The Research of Incremental Deep Web Acquisition Technology
|Course||Computer Software and Theory|
|Keywords||Deep Web Data Source Discovery Incremental Data Access Data Annotation|
As the rapid development of World Wide Web, there is tremendous information“hidden”in Deep Web and its capacity is increasing rapidly. Increased Deep Web information has become an important source of access to information. But the user must face and overcome the main problems of information discovery because of its characteristics of heterogeneous and dynamic nature. With the integration of the local highlights the importance of Deep Web data, Deep Web data access issues are attracting attentions from more and more scholars.

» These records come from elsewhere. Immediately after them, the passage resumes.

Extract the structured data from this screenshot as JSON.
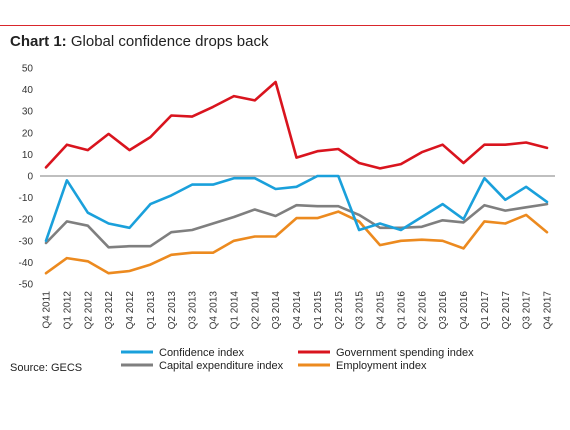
{
  "title": {
    "label": "Chart 1:",
    "text": "Global confidence drops back"
  },
  "source": "Source: GECS",
  "colors": {
    "rule": "#d9262c",
    "confidence": "#1aa0db",
    "government": "#d9141e",
    "capex": "#7f7f7f",
    "employment": "#ec8a1f",
    "axis": "#555555"
  },
  "chart_data": {
    "type": "line",
    "title": "Global confidence drops back",
    "xlabel": "",
    "ylabel": "",
    "ylim": [
      -50,
      50
    ],
    "yticks": [
      50,
      40,
      30,
      20,
      10,
      0,
      -10,
      -20,
      -30,
      -40,
      -50
    ],
    "grid": false,
    "legend_position": "bottom",
    "categories": [
      "Q4 2011",
      "Q1 2012",
      "Q2 2012",
      "Q3 2012",
      "Q4 2012",
      "Q1 2013",
      "Q2 2013",
      "Q3 2013",
      "Q4 2013",
      "Q1 2014",
      "Q2 2014",
      "Q3 2014",
      "Q4 2014",
      "Q1 2015",
      "Q2 2015",
      "Q3 2015",
      "Q4 2015",
      "Q1 2016",
      "Q2 2016",
      "Q3 2016",
      "Q4 2016",
      "Q1 2017",
      "Q2 2017",
      "Q3 2017",
      "Q4 2017"
    ],
    "series": [
      {
        "name": "Confidence index",
        "key": "confidence",
        "values": [
          -30,
          -2,
          -17,
          -22,
          -24,
          -13,
          -9,
          -4,
          -4,
          -1,
          -1,
          -6,
          -5,
          0,
          0,
          -25,
          -22,
          -25,
          -19,
          -13,
          -20,
          -1,
          -11,
          -5,
          -12
        ]
      },
      {
        "name": "Government spending index",
        "key": "government",
        "values": [
          4,
          14.5,
          12,
          19.5,
          12,
          18,
          28,
          27.5,
          32,
          37,
          35,
          43.5,
          8.5,
          11.5,
          12.5,
          6,
          3.5,
          5.5,
          11,
          14.5,
          6,
          14.5,
          14.5,
          15.5,
          13
        ]
      },
      {
        "name": "Capital expenditure index",
        "key": "capex",
        "values": [
          -31,
          -21,
          -23,
          -33,
          -32.5,
          -32.5,
          -26,
          -25,
          -22,
          -19,
          -15.5,
          -18.5,
          -13.5,
          -14,
          -14,
          -18,
          -24,
          -24,
          -23.5,
          -20.5,
          -21.5,
          -13.5,
          -16,
          -14.5,
          -13
        ]
      },
      {
        "name": "Employment index",
        "key": "employment",
        "values": [
          -45,
          -38,
          -39.5,
          -45,
          -44,
          -41,
          -36.5,
          -35.5,
          -35.5,
          -30,
          -28,
          -28,
          -19.5,
          -19.5,
          -16.5,
          -21,
          -32,
          -30,
          -29.5,
          -30,
          -33.5,
          -21,
          -22,
          -18,
          -26
        ]
      }
    ],
    "legend": [
      {
        "key": "confidence",
        "label": "Confidence index"
      },
      {
        "key": "government",
        "label": "Government spending index"
      },
      {
        "key": "capex",
        "label": "Capital expenditure index"
      },
      {
        "key": "employment",
        "label": "Employment index"
      }
    ]
  }
}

This paper aims to do a study of relevant technologies of deep-web data acquisition, and gives solutions to the incremental data acquisition.The main contents are as follows:(1) To analyse the background of incremental deep web data acquisition technology and to provide the purpose and significance on the basis of this study.(2) To achieve based on data source that search engine spiders, that is, analyze the the results of the traditional search engine to find focused crawler of form areas.(3) To propose a set of complete methods of determine and classify data sources including a series of filters and invalid form of heuristic rules based on similarity calculation of the form data source classification.(4) To propose a Web log of the automated extraction method, which Web records by visual feature extraction, mixing conditions by two-dimensional data marked with the airport.(5) To do a research on the changes in frequency of part of deep Web databases, and to propose strategies for Deep web incremental acquisition, to distribute download resources in the data source level and query words on different size-class respectively. In addition, the paper also do the experiments on methods and techniques of the study, and further demonstrate that the proposed methods are effective through the analysis of experimental results.